I scraped away the lake of pastry cream and refrigerated the cake while I made the buttercream. More caution, since I’d been careful to read Lis and Ivonne’s suggestions about making sure all the ingredients were the right temperature. It came together with little fuss and a whole lot of butter.

I realized error number two when it came time to cut off the end of the cake to make the stump on the Yule Log. I’d rolled the cake from short side to short side, not long side to long side, resulting in a wide cake that, when the end was removed, became a Yule Stump, not a Yule Log. Sigh. I went ahead and frosted it, then decorated with my meringue mushrooms. But there was no denying it. I had a Charlie Brown Yule Log. All it needed was Linus’ blanket wrapped around it to make the sad picture complete.

Ami - Yule Stump

Fortunately, when it came time for the unveiling, Z. and his mom were both wildly enthusiastic and duly impressed with the effort. And the taste—very, very good. The genoise had a lovely, even crumb and tender texture. The buttercream was silky, and what pastry cream remained inside the cake itself was rich but not cloying. Z.’s mom scraped her plate clean (and mine, and Z.’s), Between the three of us, we finished the Yule Log in one sitting. Later that night, Z. and I polished off the meringue mushrooms while watching “The Biggest Loser,” enjoying the taste of irony.

So, mistakes were made, obstacles overcome, phobias laid to rest. And isn’t that what the Daring Bakers are all about?

Happy Holidays!


michelle said...

I rolled mine the short way, too. It didn't even occur to me that I should have done it the other way until much, much later. Oh well. We've all seen little stumpy logs like ours, right? ;)

Lis said...

Aww I love your lil stump! heee! The flavors you chose sound amazingly good and I'm so happy his mom enjoyed it as well!

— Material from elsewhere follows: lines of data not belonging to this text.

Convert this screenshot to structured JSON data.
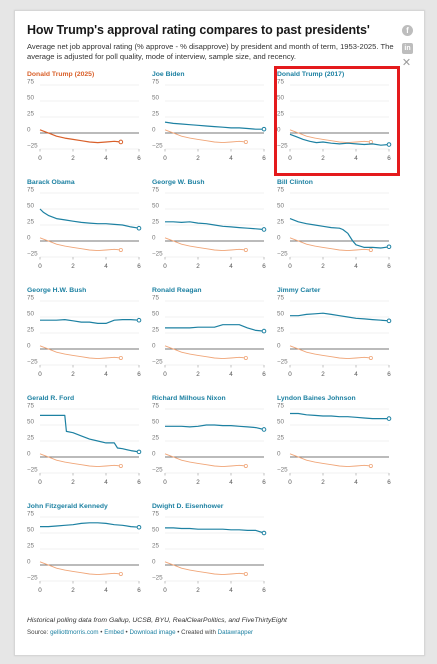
{
  "header": {
    "title": "How Trump's approval rating compares to past presidents'",
    "subtitle": "Average net job approval rating (% approve - % disapprove) by president and month of term, 1953-2025. The average is adjusted for poll quality, mode of interview, sample size, and recency."
  },
  "share": {
    "facebook_icon": "f",
    "linkedin_icon": "in",
    "close_icon": "✕"
  },
  "footer": {
    "note": "Historical polling data from Gallup, UCSB, BYU, RealClearPolitics, and FiveThirtyEight",
    "source_label": "Source:",
    "source_link": "gelliottmorris.com",
    "sep1": "•",
    "embed": "Embed",
    "sep2": "•",
    "download": "Download image",
    "sep3": "•",
    "created": "Created with",
    "datawrapper": "Datawrapper"
  },
  "colors": {
    "blue": "#1d81a2",
    "orange": "#d9602a",
    "orange_light": "#f0a679",
    "baseline": "#777777",
    "grid": "#e3e3e3",
    "highlight": "#e41a1c"
  },
  "axes": {
    "y_ticks": [
      "75",
      "50",
      "25",
      "0",
      "−25"
    ],
    "x_ticks": [
      "0",
      "2",
      "4",
      "6"
    ]
  },
  "chart_data": {
    "type": "line",
    "x_axis": {
      "label": "",
      "range": [
        0,
        6
      ],
      "ticks": [
        0,
        2,
        4,
        6
      ]
    },
    "y_axis": {
      "label": "",
      "range": [
        -25,
        75
      ],
      "ticks": [
        75,
        50,
        25,
        0,
        -25
      ]
    },
    "reference_line": 0,
    "comparison_series": "Donald Trump (2025)",
    "panels": [
      {
        "name": "Donald Trump (2025)",
        "color": "#d9602a",
        "x": [
          0,
          0.3,
          0.6,
          1.0,
          1.5,
          2.0,
          2.5,
          3.0,
          3.5,
          4.0,
          4.5,
          4.9
        ],
        "y": [
          5,
          2,
          -1,
          -5,
          -8,
          -10,
          -12,
          -14,
          -15,
          -14,
          -13,
          -14
        ]
      },
      {
        "name": "Joe Biden",
        "x": [
          0,
          0.5,
          1.0,
          1.5,
          2.0,
          2.5,
          3.0,
          3.5,
          4.0,
          4.5,
          5.0,
          5.5,
          6.0
        ],
        "y": [
          17,
          15,
          14,
          13,
          12,
          11,
          10,
          9,
          8,
          8,
          7,
          6,
          6
        ]
      },
      {
        "name": "Donald Trump (2017)",
        "x": [
          0,
          0.4,
          0.8,
          1.2,
          1.6,
          2.0,
          2.5,
          3.0,
          3.5,
          4.0,
          4.5,
          5.0,
          5.5,
          6.0
        ],
        "y": [
          -2,
          -6,
          -10,
          -13,
          -15,
          -14,
          -16,
          -17,
          -16,
          -17,
          -18,
          -17,
          -19,
          -18
        ]
      },
      {
        "name": "Barack Obama",
        "x": [
          0,
          0.2,
          0.5,
          1.0,
          1.5,
          2.0,
          2.5,
          3.0,
          3.5,
          4.0,
          4.5,
          5.0,
          5.5,
          6.0
        ],
        "y": [
          50,
          45,
          40,
          35,
          33,
          31,
          29,
          28,
          27,
          27,
          26,
          25,
          22,
          20
        ]
      },
      {
        "name": "George W. Bush",
        "x": [
          0,
          0.5,
          1.0,
          1.5,
          2.0,
          2.5,
          3.0,
          3.5,
          4.0,
          4.5,
          5.0,
          5.5,
          6.0
        ],
        "y": [
          30,
          30,
          29,
          30,
          28,
          27,
          25,
          23,
          22,
          21,
          20,
          19,
          18
        ]
      },
      {
        "name": "Bill Clinton",
        "x": [
          0,
          0.5,
          1.0,
          1.5,
          2.0,
          2.5,
          3.0,
          3.2,
          3.5,
          3.8,
          4.0,
          4.5,
          5.0,
          5.5,
          6.0
        ],
        "y": [
          35,
          30,
          27,
          25,
          23,
          21,
          20,
          18,
          12,
          0,
          -6,
          -10,
          -10,
          -11,
          -9
        ]
      },
      {
        "name": "George H.W. Bush",
        "x": [
          0,
          0.5,
          1.0,
          1.5,
          2.0,
          2.5,
          3.0,
          3.5,
          4.0,
          4.5,
          5.0,
          5.5,
          6.0
        ],
        "y": [
          45,
          45,
          45,
          46,
          44,
          42,
          42,
          40,
          40,
          45,
          46,
          46,
          45
        ]
      },
      {
        "name": "Ronald Reagan",
        "x": [
          0,
          0.5,
          1.0,
          1.5,
          2.0,
          2.5,
          3.0,
          3.5,
          4.0,
          4.5,
          5.0,
          5.5,
          6.0
        ],
        "y": [
          33,
          33,
          33,
          33,
          34,
          34,
          34,
          38,
          38,
          38,
          33,
          29,
          28
        ]
      },
      {
        "name": "Jimmy Carter",
        "x": [
          0,
          0.5,
          1.0,
          1.5,
          2.0,
          2.5,
          3.0,
          3.5,
          4.0,
          4.5,
          5.0,
          5.5,
          6.0
        ],
        "y": [
          52,
          52,
          54,
          55,
          56,
          54,
          52,
          50,
          48,
          47,
          46,
          45,
          44
        ]
      },
      {
        "name": "Gerald R. Ford",
        "x": [
          0,
          1.5,
          1.6,
          2.0,
          2.5,
          3.0,
          3.5,
          4.0,
          4.5,
          4.7,
          5.0,
          5.5,
          6.0
        ],
        "y": [
          65,
          65,
          40,
          38,
          33,
          28,
          25,
          22,
          22,
          14,
          13,
          10,
          8
        ]
      },
      {
        "name": "Richard Milhous Nixon",
        "x": [
          0,
          1.0,
          1.5,
          2.0,
          2.5,
          3.0,
          3.5,
          4.0,
          4.5,
          5.0,
          5.5,
          6.0
        ],
        "y": [
          48,
          48,
          47,
          48,
          50,
          50,
          49,
          49,
          48,
          47,
          46,
          43
        ]
      },
      {
        "name": "Lyndon Baines Johnson",
        "x": [
          0,
          0.5,
          1.0,
          1.5,
          2.0,
          2.5,
          3.0,
          3.5,
          4.0,
          4.5,
          5.0,
          5.5,
          6.0
        ],
        "y": [
          68,
          68,
          66,
          65,
          64,
          64,
          63,
          63,
          62,
          61,
          60,
          60,
          60
        ]
      },
      {
        "name": "John Fitzgerald Kennedy",
        "x": [
          0,
          0.5,
          1.0,
          1.5,
          2.0,
          2.5,
          3.0,
          3.5,
          4.0,
          4.5,
          5.0,
          5.5,
          6.0
        ],
        "y": [
          60,
          60,
          61,
          62,
          63,
          65,
          66,
          66,
          65,
          63,
          62,
          60,
          59
        ]
      },
      {
        "name": "Dwight D. Eisenhower",
        "x": [
          0,
          0.5,
          1.0,
          1.5,
          2.0,
          2.5,
          3.0,
          3.5,
          4.0,
          4.5,
          5.0,
          5.5,
          6.0
        ],
        "y": [
          58,
          58,
          57,
          57,
          56,
          56,
          56,
          56,
          55,
          55,
          54,
          54,
          50
        ]
      }
    ]
  }
}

Happy holidays to you and yours!

glamah16 said...

Your genosie looks so perfect. Really nice.

Anonymous said...

Your mushrooms are stunning. And I rolled mine the short way too, and still barely manage to make it fit on the cake plate. So we were just being smart. :-)


Lunch Buckets said...

Your mushrooms are awfully cute! Someday I'll try pastry cream too - we had eggnogg from the extra yolks. Couldn't let all that brandy, uhm eggs, go to waste.

Sandicita said...

Hazelnut party cream sounds amazing... I'll definitely have to try that soon! Your log looked beautiful and it sounds like everyone enjoyed it. Great job!

Anonymous said...

The mushrooms came out really good!

Dolores said...

but... but... but... Swiss Colony begins production in July, and their version's basically an over sized ho ho. And I'm glad I'm not the only one who looked at a farm of forty eight mushrooms and thought I'd landed in some smurf village. :)

Gabi said...

Ami- the stump is lovely and probably a better proportion of cake and filling to buttercream as well. You did a great job!
Wishing you lots of happy baking for 2008!

Anonymous said...

Ami-Malign the stump as you will--whether stump, bump, chunk, clump, hunk, or hump--the Yule Log left a memory of sweet longing, like waiting the return of the giver of pleasure. Cleo

Jen Yu said...

Fantastic yule stump! The little mushrooms are perfect. Makes me want to reach into the photo and snack on a few :) Great job.